しかしその屋外での野生の食材の採集時間ですら、研修生にとっては「狂気からの逃避場所」(noma abuse)であり、今回の報道は、料理の裏側にあった厨房での慣習を問い直すものでもある。
問題は一つのレストランの過去の出来事にとどまらない。長年ファインダイニングを支えてきた修業文化そのものが、いま世界的に見直されているからだ。
ひるがえってみれば2024年にノーマが通常営業を終えたのも、「労働集約型産業はもう限界だ」というレゼピ氏の考えがあったからだった。ノーマはその後は京都や今回のロサンゼルスのようなポップアップ営業のほかは、醤油などの調味料の販売を行っている。
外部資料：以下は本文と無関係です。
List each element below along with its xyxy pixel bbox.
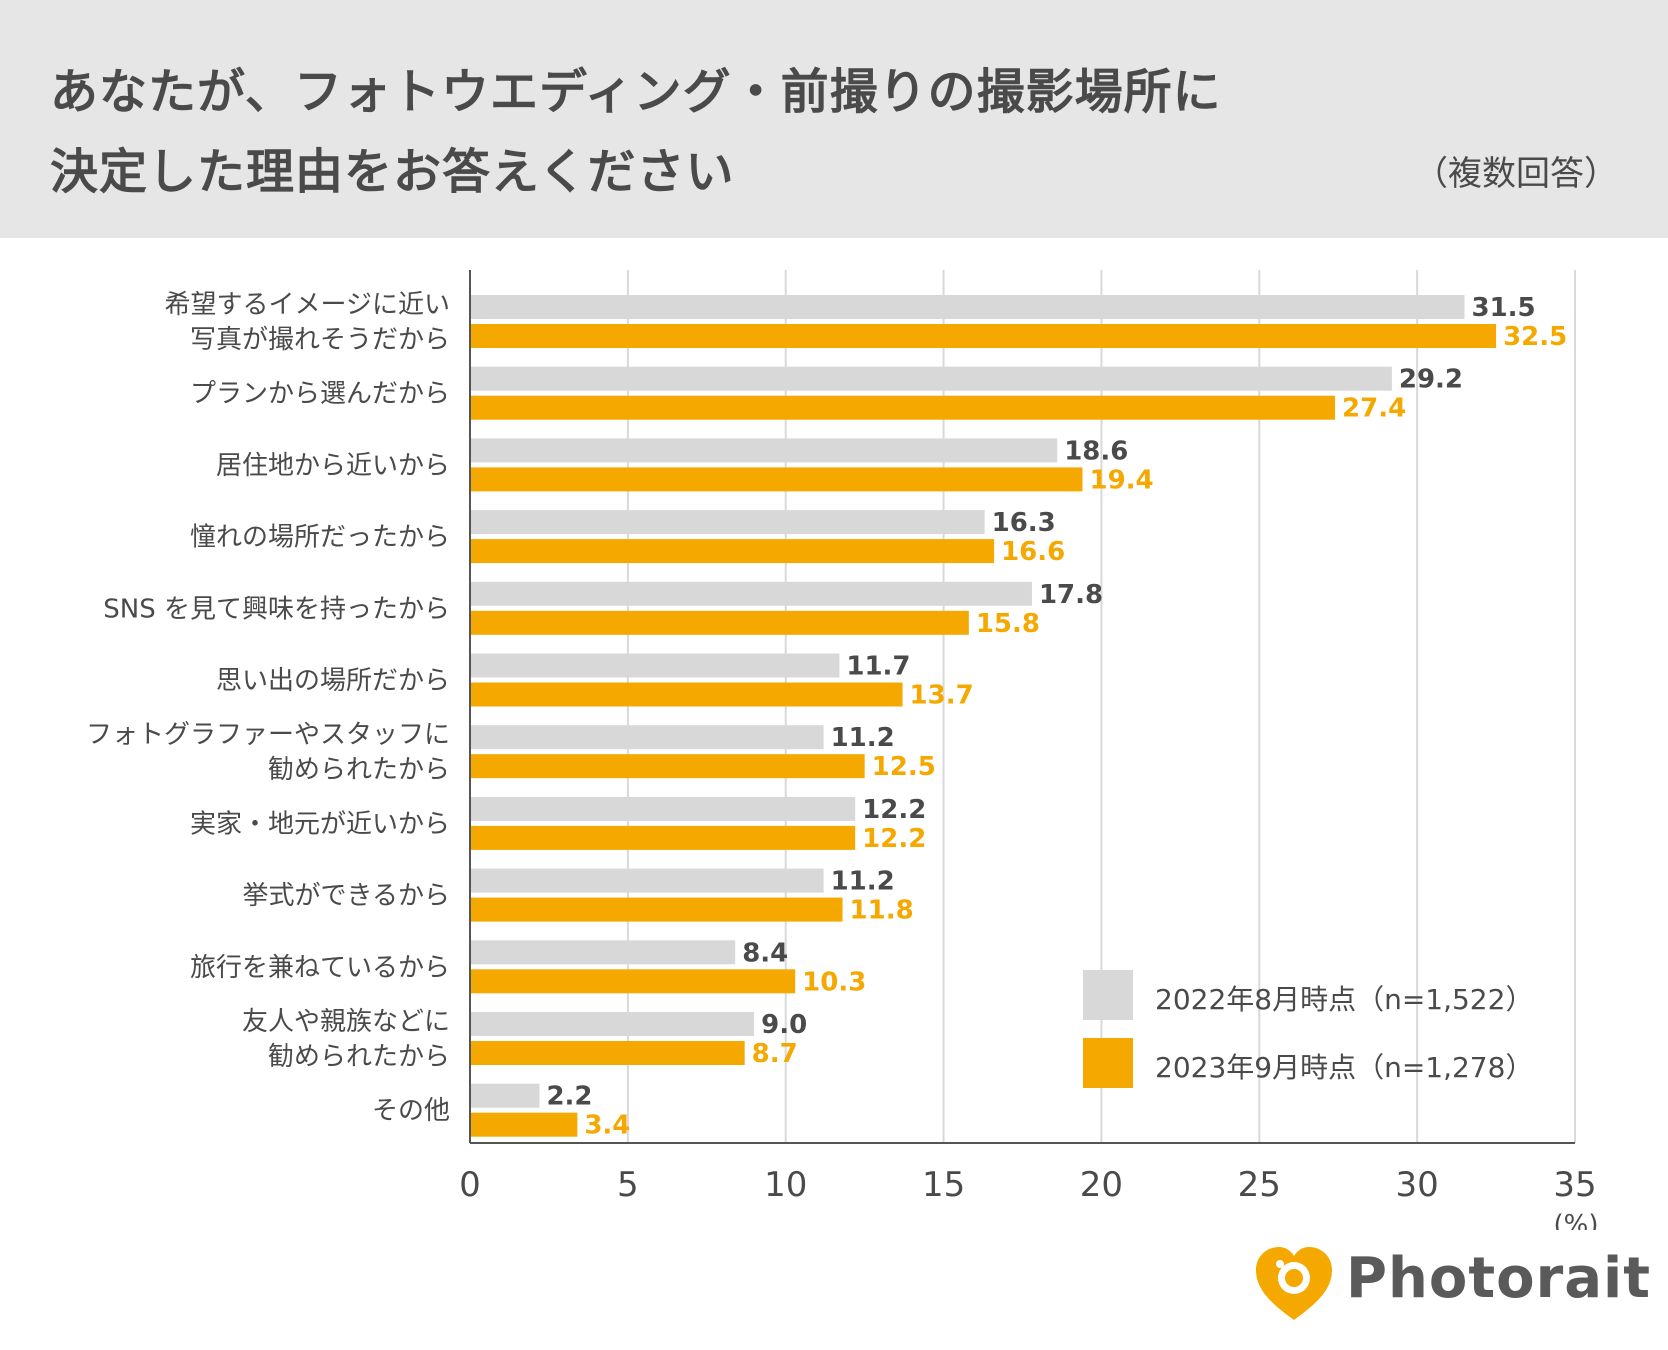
value-label-2023-8: 11.8 [850, 896, 914, 926]
value-label-2022-7: 12.2 [862, 795, 926, 825]
bar-2022-10 [470, 1012, 755, 1036]
value-label-2022-8: 11.2 [831, 867, 895, 897]
photorait-logo: Photorait [1252, 1244, 1650, 1324]
value-label-2023-4: 15.8 [976, 609, 1040, 639]
logo-wordmark: Photorait [1346, 1246, 1651, 1311]
category-label-11-0: その他 [372, 1096, 450, 1126]
x-axis-unit: (%) [1554, 1210, 1599, 1230]
category-label-6-1: 勧められたから [268, 755, 450, 785]
bar-2023-4 [470, 610, 969, 635]
category-label-6-0: フォトグラファーやスタッフに [86, 720, 450, 750]
legend-label-2023: 2023年9月時点（n=1,278） [1155, 1051, 1534, 1084]
labels: 0 5 10 15 20 25 30 35 (%) 31.532.5 希望するイメージに近い写真が撮… [86, 290, 1599, 1230]
bar-2022-8 [470, 868, 824, 893]
bar-2023-11 [470, 1112, 578, 1137]
legend-swatch-2022 [1083, 970, 1133, 1020]
bar-2022-0 [470, 295, 1465, 319]
bar-2023-2 [470, 467, 1083, 492]
value-label-2022-9: 8.4 [742, 938, 788, 968]
value-label-2023-10: 8.7 [752, 1039, 798, 1069]
value-label-2022-4: 17.8 [1039, 580, 1103, 610]
x-tick-label-15: 15 [922, 1165, 965, 1205]
axes [469, 270, 1575, 1144]
x-tick-label-10: 10 [764, 1165, 807, 1205]
value-label-2023-0: 32.5 [1503, 322, 1567, 352]
value-label-2022-6: 11.2 [831, 723, 895, 753]
legend-item-2023: 2023年9月時点（n=1,278） [1083, 1038, 1543, 1088]
value-label-2023-1: 27.4 [1342, 394, 1406, 424]
heart-logo-icon [1256, 1247, 1332, 1320]
category-label-0-1: 写真が撮れそうだから [190, 325, 450, 355]
value-label-2023-3: 16.6 [1001, 537, 1065, 567]
value-label-2022-1: 29.2 [1399, 365, 1463, 395]
category-label-1-0: プランから選んだから [190, 379, 450, 409]
bar-chart: 0 5 10 15 20 25 30 35 (%) 31.532.5 希望するイメージに近い写真が撮… [86, 270, 1599, 1230]
value-label-2022-0: 31.5 [1472, 293, 1536, 323]
bar-2023-8 [470, 897, 843, 922]
x-tick-label-25: 25 [1238, 1165, 1281, 1205]
category-label-10-1: 勧められたから [268, 1042, 450, 1072]
value-label-2022-10: 9.0 [761, 1010, 807, 1040]
bar-2022-6 [470, 725, 824, 750]
category-label-8-0: 挙式ができるから [243, 881, 450, 911]
category-label-4-0: SNS を見て興味を持ったから [103, 594, 450, 624]
category-label-7-0: 実家・地元が近いから [190, 809, 450, 839]
value-label-2022-5: 11.7 [846, 652, 910, 682]
bar-2023-7 [470, 825, 856, 850]
value-label-2023-9: 10.3 [802, 967, 866, 997]
legend-item-2022: 2022年8月時点（n=1,522） [1083, 970, 1543, 1020]
value-label-2023-11: 3.4 [584, 1111, 630, 1141]
chart-title-line-1: あなたが、フォトウエディング・前撮りの撮影場所に [50, 64, 1222, 120]
value-label-2023-2: 19.4 [1089, 465, 1153, 495]
bar-2022-11 [470, 1083, 540, 1108]
value-label-2023-6: 12.5 [872, 752, 936, 782]
legend-label-2022: 2022年8月時点（n=1,522） [1155, 983, 1534, 1016]
bar-2023-9 [470, 969, 796, 994]
category-label-5-0: 思い出の場所だから [216, 666, 450, 696]
bar-2022-4 [470, 581, 1032, 606]
bar-2022-1 [470, 366, 1392, 391]
value-label-2023-5: 13.7 [910, 681, 974, 711]
bar-2023-10 [470, 1041, 745, 1065]
bar-2022-5 [470, 653, 840, 678]
bar-2022-7 [470, 796, 856, 821]
value-label-2023-7: 12.2 [862, 824, 926, 854]
category-label-0-0: 希望するイメージに近い [165, 290, 450, 320]
bars [470, 295, 1497, 1137]
x-tick-label-0: 0 [459, 1165, 481, 1205]
bar-2023-6 [470, 754, 865, 779]
bar-2023-5 [470, 682, 903, 707]
value-label-2022-3: 16.3 [992, 508, 1056, 538]
value-label-2022-2: 18.6 [1064, 436, 1128, 466]
category-label-10-0: 友人や親族などに [242, 1007, 450, 1037]
bar-2023-3 [470, 539, 995, 564]
x-tick-label-20: 20 [1080, 1165, 1123, 1205]
chart-subtitle: （複数回答） [1414, 154, 1618, 194]
x-tick-label-30: 30 [1396, 1165, 1439, 1205]
chart-title-line-2: 決定した理由をお答えください [50, 144, 735, 200]
header-band: あなたが、フォトウエディング・前撮りの撮影場所に 決定した理由をお答えください … [0, 0, 1668, 238]
x-tick-label-35: 35 [1553, 1165, 1596, 1205]
category-label-2-0: 居住地から近いから [216, 451, 450, 481]
value-label-2022-11: 2.2 [546, 1082, 592, 1112]
category-label-3-0: 憧れの場所だったから [190, 523, 450, 553]
bar-2022-3 [470, 510, 985, 535]
bar-2022-9 [470, 940, 736, 965]
x-tick-label-5: 5 [617, 1165, 639, 1205]
bar-2023-0 [470, 324, 1497, 348]
bar-2022-2 [470, 438, 1058, 463]
category-label-9-0: 旅行を兼ねているから [190, 953, 450, 983]
bar-2023-1 [470, 395, 1336, 420]
legend-swatch-2023 [1083, 1038, 1133, 1088]
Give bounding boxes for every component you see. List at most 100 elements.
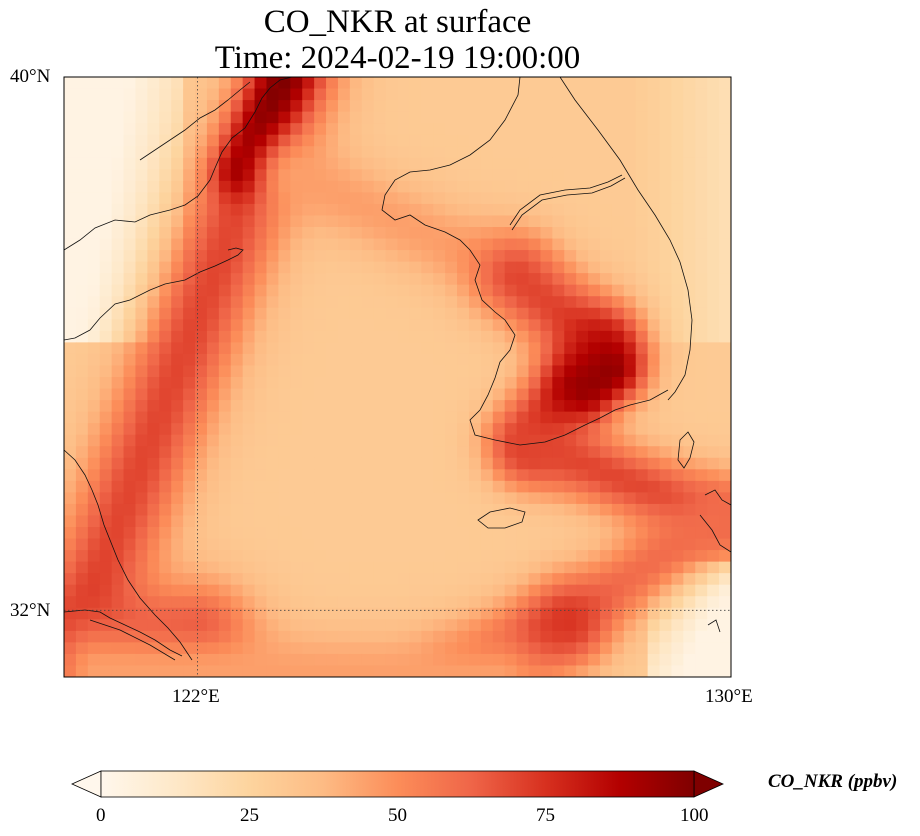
heatmap-cell: [135, 215, 148, 228]
heatmap-cell: [337, 619, 351, 632]
heatmap-cell: [278, 446, 291, 459]
heatmap-cell: [349, 330, 363, 343]
heatmap-cell: [195, 607, 208, 620]
heatmap-cell: [445, 215, 458, 228]
heatmap-cell: [599, 111, 613, 124]
heatmap-cell: [111, 342, 125, 355]
heatmap-cell: [576, 642, 589, 655]
heatmap-cell: [64, 492, 77, 505]
heatmap-cell: [159, 573, 172, 586]
heatmap-cell: [457, 388, 470, 401]
heatmap-cell: [397, 596, 411, 609]
heatmap-cell: [599, 653, 613, 667]
heatmap-cell: [195, 584, 208, 597]
heatmap-cell: [135, 342, 148, 355]
heatmap-cell: [599, 100, 613, 113]
heatmap-cell: [552, 353, 565, 367]
heatmap-cell: [254, 457, 268, 470]
heatmap-cell: [87, 353, 101, 367]
heatmap-cell: [457, 261, 470, 274]
heatmap-cell: [123, 400, 137, 413]
heatmap-cell: [647, 296, 661, 309]
heatmap-cell: [457, 457, 470, 470]
heatmap-cell: [123, 100, 137, 113]
heatmap-cell: [540, 607, 553, 620]
heatmap-cell: [623, 238, 637, 251]
heatmap-cell: [623, 377, 637, 390]
heatmap-cell: [540, 423, 553, 436]
heatmap-cell: [75, 342, 89, 355]
heatmap-cell: [147, 100, 160, 113]
heatmap-cell: [206, 434, 220, 447]
heatmap-cell: [218, 400, 232, 413]
heatmap-cell: [135, 238, 148, 251]
heatmap-cell: [707, 503, 720, 517]
heatmap-cell: [385, 492, 399, 505]
heatmap-cell: [278, 100, 291, 113]
heatmap-cell: [361, 561, 375, 574]
heatmap-cell: [123, 561, 137, 574]
heatmap-cell: [552, 653, 565, 667]
heatmap-cell: [480, 596, 494, 609]
heatmap-cell: [540, 192, 553, 205]
heatmap-cell: [707, 273, 720, 286]
heatmap-cell: [683, 665, 696, 677]
heatmap-cell: [361, 630, 375, 643]
heatmap-cell: [492, 238, 506, 251]
heatmap-cell: [683, 319, 696, 332]
heatmap-cell: [635, 492, 649, 505]
heatmap-cell: [159, 584, 172, 597]
heatmap-cell: [480, 330, 494, 343]
heatmap-cell: [337, 203, 351, 217]
heatmap-cell: [457, 642, 470, 655]
heatmap-cell: [576, 261, 589, 274]
heatmap-cell: [671, 261, 684, 274]
heatmap-cell: [302, 134, 315, 147]
heatmap-cell: [183, 527, 196, 540]
heatmap-cell: [528, 480, 542, 493]
heatmap-cell: [218, 250, 232, 263]
heatmap-cell: [266, 180, 279, 193]
heatmap-cell: [433, 619, 446, 632]
heatmap-cell: [302, 365, 315, 378]
heatmap-cell: [576, 146, 589, 159]
heatmap-cell: [623, 550, 637, 563]
heatmap-cell: [599, 446, 613, 459]
heatmap-cell: [373, 596, 387, 609]
colorbar-tick-25: 25: [240, 805, 259, 826]
heatmap-cell: [397, 296, 411, 309]
heatmap-cell: [457, 146, 470, 159]
heatmap-cell: [99, 561, 113, 574]
heatmap-cell: [183, 169, 196, 182]
heatmap-cell: [99, 538, 113, 551]
heatmap-cell: [349, 134, 363, 147]
heatmap-cell: [468, 573, 482, 586]
heatmap-cell: [218, 492, 232, 505]
heatmap-cell: [254, 88, 268, 101]
heatmap-cell: [659, 284, 673, 297]
heatmap-cell: [337, 307, 351, 320]
heatmap-cell: [480, 550, 494, 563]
heatmap-cell: [611, 457, 625, 470]
heatmap-cell: [75, 423, 89, 436]
heatmap-cell: [528, 238, 542, 251]
heatmap-cell: [480, 238, 494, 251]
heatmap-cell: [254, 446, 268, 459]
heatmap-cell: [87, 446, 101, 459]
heatmap-cell: [302, 619, 315, 632]
heatmap-cell: [564, 423, 577, 436]
heatmap-cell: [552, 434, 565, 447]
heatmap-cell: [552, 273, 565, 286]
heatmap-cell: [552, 296, 565, 309]
heatmap-cell: [87, 192, 101, 205]
heatmap-cell: [326, 550, 339, 563]
heatmap-cell: [230, 584, 244, 597]
heatmap-cell: [99, 388, 113, 401]
heatmap-cell: [599, 423, 613, 436]
heatmap-cell: [159, 653, 172, 667]
heatmap-cell: [564, 480, 577, 493]
heatmap-cell: [457, 296, 470, 309]
heatmap-cell: [87, 561, 101, 574]
heatmap-cell: [254, 169, 268, 182]
heatmap-cell: [242, 388, 256, 401]
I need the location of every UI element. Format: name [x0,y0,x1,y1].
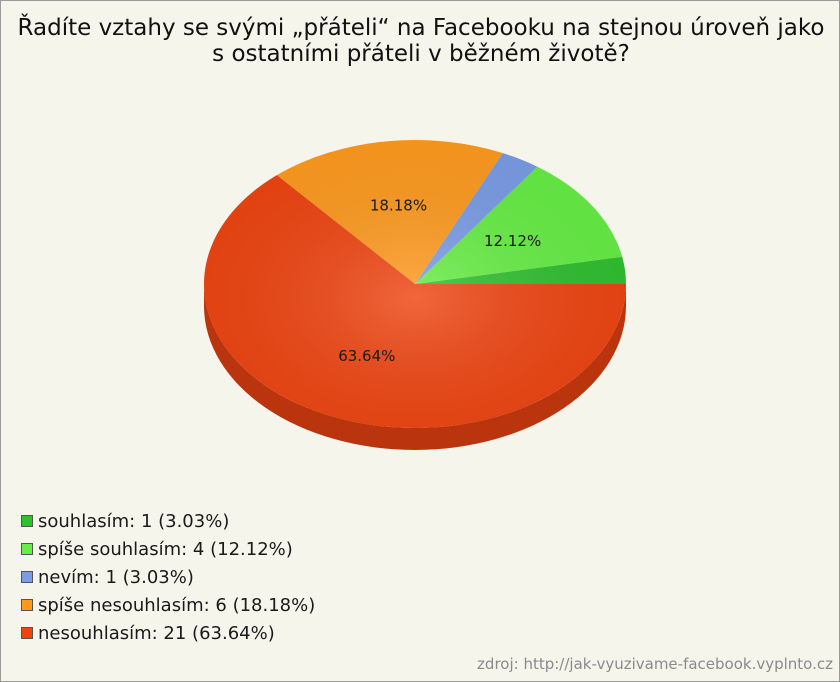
pie-data-label-4: 63.64% [338,347,395,365]
legend-item-souhlasim: souhlasím: 1 (3.03%) [21,507,315,535]
chart-title: Řadíte vztahy se svými „přáteli“ na Face… [1,15,839,67]
chart-title-line-2: s ostatními přáteli v běžném životě? [212,41,630,67]
legend-swatch [21,571,33,583]
chart-title-line-1: Řadíte vztahy se svými „přáteli“ na Face… [17,15,825,41]
legend-item-nesouhlasim: nesouhlasím: 21 (63.64%) [21,619,315,647]
legend-swatch [21,543,33,555]
legend-label: spíše nesouhlasím: 6 (18.18%) [38,594,316,616]
legend-label: souhlasím: 1 (3.03%) [38,510,230,532]
legend-item-spise-nesouhlasim: spíše nesouhlasím: 6 (18.18%) [21,591,315,619]
legend-label: spíše souhlasím: 4 (12.12%) [38,538,293,560]
legend-item-nevim: nevím: 1 (3.03%) [21,563,315,591]
legend-item-spise-souhlasim: spíše souhlasím: 4 (12.12%) [21,535,315,563]
source-note: zdroj: http://jak-vyuzivame-facebook.vyp… [477,655,833,673]
legend: souhlasím: 1 (3.03%) spíše souhlasím: 4 … [21,507,315,647]
legend-label: nesouhlasím: 21 (63.64%) [38,622,275,644]
legend-swatch [21,515,33,527]
pie-data-label-1: 12.12% [484,232,541,250]
pie-data-label-3: 18.18% [370,197,427,215]
legend-label: nevím: 1 (3.03%) [38,566,194,588]
legend-swatch [21,599,33,611]
legend-swatch [21,627,33,639]
pie-gloss [204,140,626,428]
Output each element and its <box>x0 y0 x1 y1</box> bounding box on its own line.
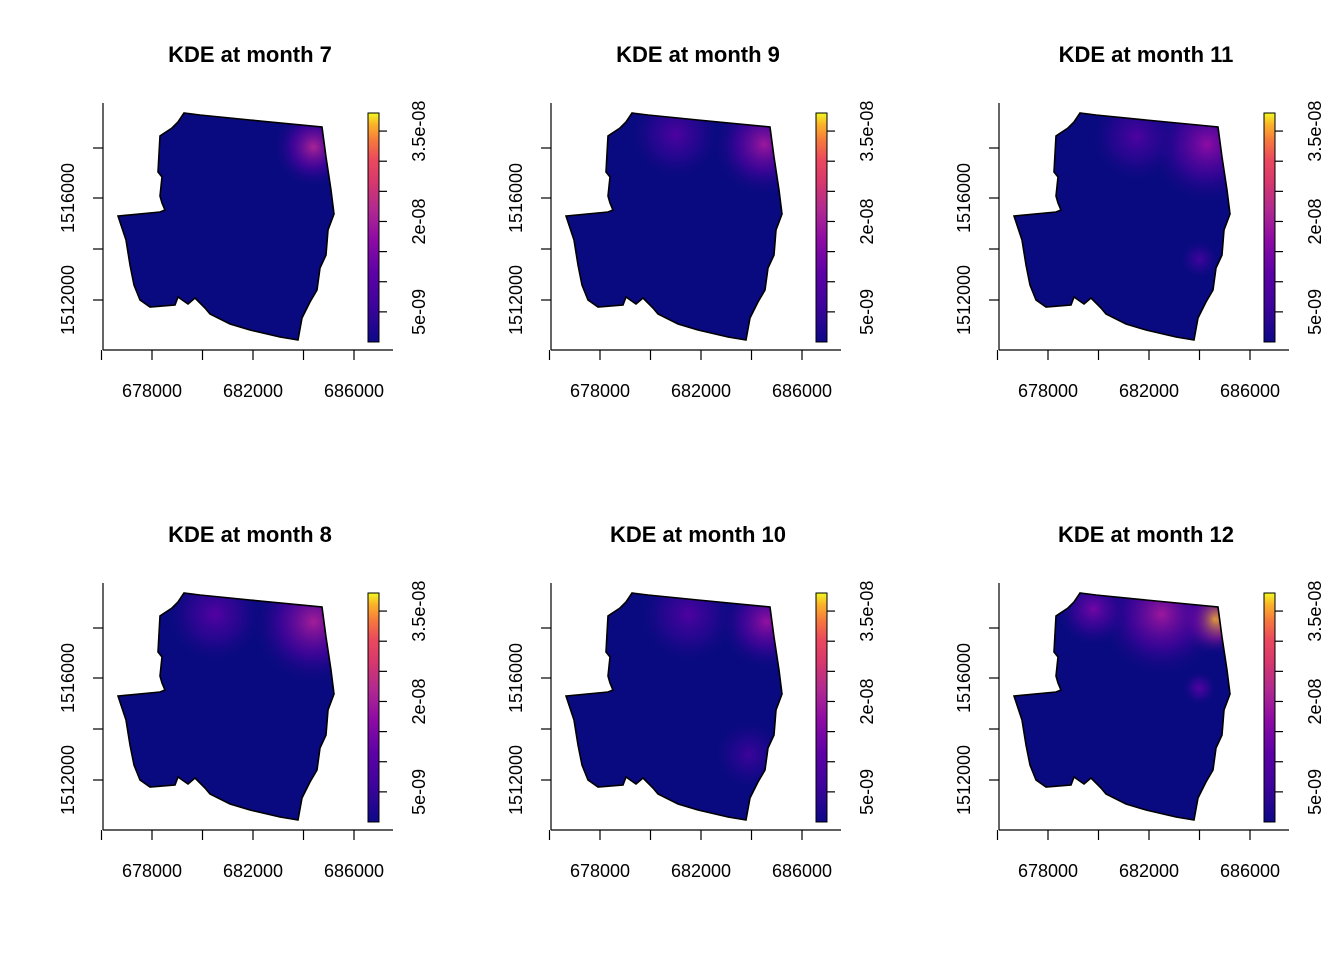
density-hotspot <box>253 593 334 682</box>
colorbar-tick-label: 5e-09 <box>1305 289 1325 335</box>
colorbar-tick-label: 2e-08 <box>857 678 877 724</box>
kde-panel: KDE at month 7 678000 682000 686000 1512000 1… <box>58 42 429 401</box>
colorbar-tick-label: 5e-09 <box>857 769 877 815</box>
density-hotspot <box>1058 593 1129 645</box>
density-surface <box>1014 593 1230 820</box>
y-tick-label: 1516000 <box>506 643 526 713</box>
density-hotspot <box>720 593 782 668</box>
x-tick-label: 678000 <box>570 861 630 881</box>
x-tick-label: 686000 <box>772 381 832 401</box>
panel-title: KDE at month 9 <box>616 42 780 67</box>
region-boundary <box>564 112 783 341</box>
colorbar-tick-label: 5e-09 <box>409 289 429 335</box>
density-surface <box>566 113 782 340</box>
colorbar-tick-label: 2e-08 <box>409 198 429 244</box>
colorbar <box>367 112 380 343</box>
x-tick-label: 678000 <box>122 861 182 881</box>
density-surface <box>118 113 334 340</box>
x-tick-label: 686000 <box>772 861 832 881</box>
colorbar-tick-label: 5e-09 <box>857 289 877 335</box>
kde-panel: KDE at month 10 678000 682000 686000 1512000… <box>506 522 877 881</box>
x-tick-label: 678000 <box>1018 381 1078 401</box>
colorbar-tick-label: 2e-08 <box>409 678 429 724</box>
x-tick-label: 678000 <box>122 381 182 401</box>
kde-panel: KDE at month 12 678000 682000 686000 1512000… <box>954 522 1325 881</box>
x-tick-label: 678000 <box>570 381 630 401</box>
colorbar <box>815 112 828 343</box>
colorbar-tick-label: 5e-09 <box>409 769 429 815</box>
x-tick-label: 686000 <box>1220 381 1280 401</box>
colorbar-tick-label: 2e-08 <box>1305 678 1325 724</box>
x-tick-label: 686000 <box>324 381 384 401</box>
density-hotspot <box>1093 113 1179 180</box>
y-tick-label: 1516000 <box>954 643 974 713</box>
colorbar-tick-label: 2e-08 <box>1305 198 1325 244</box>
colorbar-tick-label: 3.5e-08 <box>1305 581 1325 642</box>
density-hotspot <box>717 722 781 787</box>
density-surface <box>1014 113 1230 340</box>
colorbar-tick-label: 5e-09 <box>1305 769 1325 815</box>
y-tick-label: 1516000 <box>58 643 78 713</box>
density-hotspot <box>633 113 719 177</box>
y-tick-label: 1512000 <box>954 745 974 815</box>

デンマーク国内での報道により無給の研修生を無給で置いておけなくなったため、通常営業からノーマのブランドを生かした営業に転換したということもできる。
シェフは自身のSNSで次のように述べる。
「私は過去の自分を変えることはできません。しかしその責任を受け止め、より良くなるための努力を続けます」
革新的な料理を生み出す創造性と、健全な労働環境は両立できるのか。ノーマをめぐる今回の出来事は、その問いをファインダイニングのみならず、飲食業界全体に改めて突きつけている。